In a speech hosted by the Democratic think tank Third Way, the Maryland Democrat said policymakers should stave off across-the-board cuts set to hit the Pentagon and other federal agencies in January as part of last summer’s agreement over the federal debt ceiling. But the only sensible way to keep those budgets intact, he said, would be a so-called grand bargain to raise taxes and restrain entitlement spending.
Many analysts say such a deal is unlikely in the heat of the campaign season. But Hoyer argued Monday that, whatever the outcome on Nov. 6, the political climate is not likely to inspire more compromise.
“It is not going to get easier to reach an agreement. In fact, it will only get more difficult as time passes and our debt grows,” Hoyer said. “That’s one reason why I will keep pushing to reach an agreement before November – and why everyone concerned about our debt ought to do so, as well.”
“The conventional wisdom in Washington is that our window for reaching a solution is after the election, during a lame-duck session,” he said. “By then, we’ll know the shape of the 113th Congress, feel the pressure of the looming sequester and once again confront the expiration of the [George W. Bush-era] tax cuts. That’s where people – including many in this room – see a leverage point for making progress.”

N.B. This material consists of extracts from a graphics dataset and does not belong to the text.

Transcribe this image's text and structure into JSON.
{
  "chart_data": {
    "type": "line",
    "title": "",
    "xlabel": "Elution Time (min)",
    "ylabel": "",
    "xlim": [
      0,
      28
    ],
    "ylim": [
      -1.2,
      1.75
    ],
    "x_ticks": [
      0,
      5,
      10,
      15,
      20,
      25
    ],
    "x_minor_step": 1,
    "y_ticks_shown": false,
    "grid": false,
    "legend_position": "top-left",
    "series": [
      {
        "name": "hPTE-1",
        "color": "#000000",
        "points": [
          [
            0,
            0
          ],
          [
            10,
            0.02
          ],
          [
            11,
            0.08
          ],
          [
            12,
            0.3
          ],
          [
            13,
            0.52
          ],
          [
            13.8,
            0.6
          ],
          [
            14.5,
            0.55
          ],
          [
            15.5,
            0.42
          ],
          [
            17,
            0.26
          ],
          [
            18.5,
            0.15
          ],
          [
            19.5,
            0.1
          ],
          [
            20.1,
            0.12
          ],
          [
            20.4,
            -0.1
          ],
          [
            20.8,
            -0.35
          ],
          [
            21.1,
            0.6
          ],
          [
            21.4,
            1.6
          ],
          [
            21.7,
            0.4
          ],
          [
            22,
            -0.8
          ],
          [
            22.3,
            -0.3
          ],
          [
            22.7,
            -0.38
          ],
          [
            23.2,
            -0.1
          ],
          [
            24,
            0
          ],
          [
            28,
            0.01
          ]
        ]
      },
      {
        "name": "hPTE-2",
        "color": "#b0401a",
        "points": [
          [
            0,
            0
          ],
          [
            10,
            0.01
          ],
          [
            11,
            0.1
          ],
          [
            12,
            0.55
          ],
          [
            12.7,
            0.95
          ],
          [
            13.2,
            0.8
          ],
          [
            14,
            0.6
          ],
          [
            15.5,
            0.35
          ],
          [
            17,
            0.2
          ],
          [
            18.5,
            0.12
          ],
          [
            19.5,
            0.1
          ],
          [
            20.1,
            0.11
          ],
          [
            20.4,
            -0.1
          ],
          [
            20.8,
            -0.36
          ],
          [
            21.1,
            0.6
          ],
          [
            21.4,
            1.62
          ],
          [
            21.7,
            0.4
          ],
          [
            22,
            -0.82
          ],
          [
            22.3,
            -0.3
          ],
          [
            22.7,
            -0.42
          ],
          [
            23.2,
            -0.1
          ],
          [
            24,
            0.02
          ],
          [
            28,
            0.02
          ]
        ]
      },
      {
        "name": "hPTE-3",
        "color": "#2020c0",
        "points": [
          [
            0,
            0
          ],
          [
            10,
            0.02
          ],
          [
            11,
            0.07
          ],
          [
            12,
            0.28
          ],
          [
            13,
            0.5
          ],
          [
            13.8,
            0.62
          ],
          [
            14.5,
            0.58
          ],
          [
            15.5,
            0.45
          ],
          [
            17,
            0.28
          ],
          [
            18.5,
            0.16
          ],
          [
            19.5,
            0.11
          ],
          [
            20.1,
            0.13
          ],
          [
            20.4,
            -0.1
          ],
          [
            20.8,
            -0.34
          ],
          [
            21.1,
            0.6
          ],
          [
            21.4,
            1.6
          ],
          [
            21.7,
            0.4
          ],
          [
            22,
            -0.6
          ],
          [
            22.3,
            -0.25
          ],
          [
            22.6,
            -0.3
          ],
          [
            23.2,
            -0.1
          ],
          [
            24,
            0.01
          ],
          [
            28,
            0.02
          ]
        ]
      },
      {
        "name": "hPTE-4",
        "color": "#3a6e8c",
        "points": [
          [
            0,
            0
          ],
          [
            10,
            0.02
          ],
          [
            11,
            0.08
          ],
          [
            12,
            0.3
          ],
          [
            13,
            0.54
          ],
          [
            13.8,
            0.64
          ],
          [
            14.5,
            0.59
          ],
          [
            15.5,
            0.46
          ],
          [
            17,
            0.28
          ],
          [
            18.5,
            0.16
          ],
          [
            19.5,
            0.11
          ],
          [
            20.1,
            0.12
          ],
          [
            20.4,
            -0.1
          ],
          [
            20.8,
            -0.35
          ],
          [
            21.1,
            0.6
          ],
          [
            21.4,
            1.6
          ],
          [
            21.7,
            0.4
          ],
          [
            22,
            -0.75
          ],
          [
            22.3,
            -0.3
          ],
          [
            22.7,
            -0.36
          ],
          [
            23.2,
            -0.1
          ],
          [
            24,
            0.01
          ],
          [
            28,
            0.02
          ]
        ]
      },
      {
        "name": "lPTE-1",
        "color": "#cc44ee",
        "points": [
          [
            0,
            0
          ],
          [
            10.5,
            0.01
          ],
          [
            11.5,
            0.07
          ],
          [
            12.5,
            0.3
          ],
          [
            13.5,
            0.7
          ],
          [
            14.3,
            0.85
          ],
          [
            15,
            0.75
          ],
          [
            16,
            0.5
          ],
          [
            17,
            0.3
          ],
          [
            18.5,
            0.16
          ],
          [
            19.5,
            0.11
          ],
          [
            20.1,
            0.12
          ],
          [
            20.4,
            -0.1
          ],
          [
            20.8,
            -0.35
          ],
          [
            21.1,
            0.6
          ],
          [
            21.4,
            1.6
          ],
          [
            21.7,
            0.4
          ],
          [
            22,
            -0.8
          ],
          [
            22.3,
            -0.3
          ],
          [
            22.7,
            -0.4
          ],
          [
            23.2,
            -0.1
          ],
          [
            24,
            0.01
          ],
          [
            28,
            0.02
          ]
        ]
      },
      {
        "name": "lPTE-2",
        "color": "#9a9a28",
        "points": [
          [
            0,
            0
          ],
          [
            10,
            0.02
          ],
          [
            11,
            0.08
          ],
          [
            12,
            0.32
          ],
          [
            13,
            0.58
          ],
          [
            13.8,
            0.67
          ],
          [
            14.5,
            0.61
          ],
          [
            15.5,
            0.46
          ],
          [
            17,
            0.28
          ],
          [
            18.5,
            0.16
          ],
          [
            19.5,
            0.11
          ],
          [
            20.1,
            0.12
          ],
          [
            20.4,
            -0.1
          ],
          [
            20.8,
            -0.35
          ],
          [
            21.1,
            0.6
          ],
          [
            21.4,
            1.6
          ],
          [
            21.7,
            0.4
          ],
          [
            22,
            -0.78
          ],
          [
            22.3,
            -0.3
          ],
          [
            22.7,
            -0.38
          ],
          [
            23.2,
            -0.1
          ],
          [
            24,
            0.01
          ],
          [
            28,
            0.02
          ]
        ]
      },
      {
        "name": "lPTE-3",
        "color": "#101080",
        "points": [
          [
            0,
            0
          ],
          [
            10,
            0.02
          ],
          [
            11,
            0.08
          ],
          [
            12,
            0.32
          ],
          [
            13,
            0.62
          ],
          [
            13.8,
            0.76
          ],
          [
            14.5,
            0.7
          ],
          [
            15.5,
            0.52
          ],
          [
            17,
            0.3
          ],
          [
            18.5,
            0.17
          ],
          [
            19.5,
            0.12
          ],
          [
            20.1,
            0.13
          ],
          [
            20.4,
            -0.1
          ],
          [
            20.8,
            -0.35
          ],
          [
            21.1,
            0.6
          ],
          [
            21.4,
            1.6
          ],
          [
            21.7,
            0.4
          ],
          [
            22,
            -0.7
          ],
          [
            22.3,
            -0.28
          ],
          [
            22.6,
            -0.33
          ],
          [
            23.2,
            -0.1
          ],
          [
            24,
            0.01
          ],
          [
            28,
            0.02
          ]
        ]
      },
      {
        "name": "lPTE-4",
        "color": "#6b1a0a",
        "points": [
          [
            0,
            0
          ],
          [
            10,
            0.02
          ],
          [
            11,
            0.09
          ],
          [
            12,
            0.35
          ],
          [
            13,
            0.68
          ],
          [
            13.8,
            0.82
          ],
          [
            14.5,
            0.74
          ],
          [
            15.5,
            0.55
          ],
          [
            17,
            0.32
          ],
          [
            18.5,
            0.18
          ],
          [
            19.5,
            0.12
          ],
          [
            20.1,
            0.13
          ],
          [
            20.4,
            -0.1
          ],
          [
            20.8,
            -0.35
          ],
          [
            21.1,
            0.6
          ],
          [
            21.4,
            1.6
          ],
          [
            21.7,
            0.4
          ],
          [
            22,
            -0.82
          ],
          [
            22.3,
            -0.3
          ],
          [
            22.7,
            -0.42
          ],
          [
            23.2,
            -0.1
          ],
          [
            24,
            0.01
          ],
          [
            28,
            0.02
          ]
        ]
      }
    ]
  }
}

However, Hoyer said, “the action necessary to reaching a solution requires bipartisan support and a sharing of responsibility for the tough decisions that must be made. The shared power that now exists provides a unique opportunity to build on the dialogue both sides began last year. ”
Hoyer noted that despite the spending cuts mandated by the last summer’s Budget Control Act, the nonpartisan Congressional Budget Office recently projected that the portion of the national debt held by outside investors would rise from about 70 percent of the overall economy today to 190 percent by 2035.
“Even accounting for the economy recovering and continued belt-tightening as directed by the Budget Control Act,” he said, “our debt will still begin to crowd out everything else in the budget.”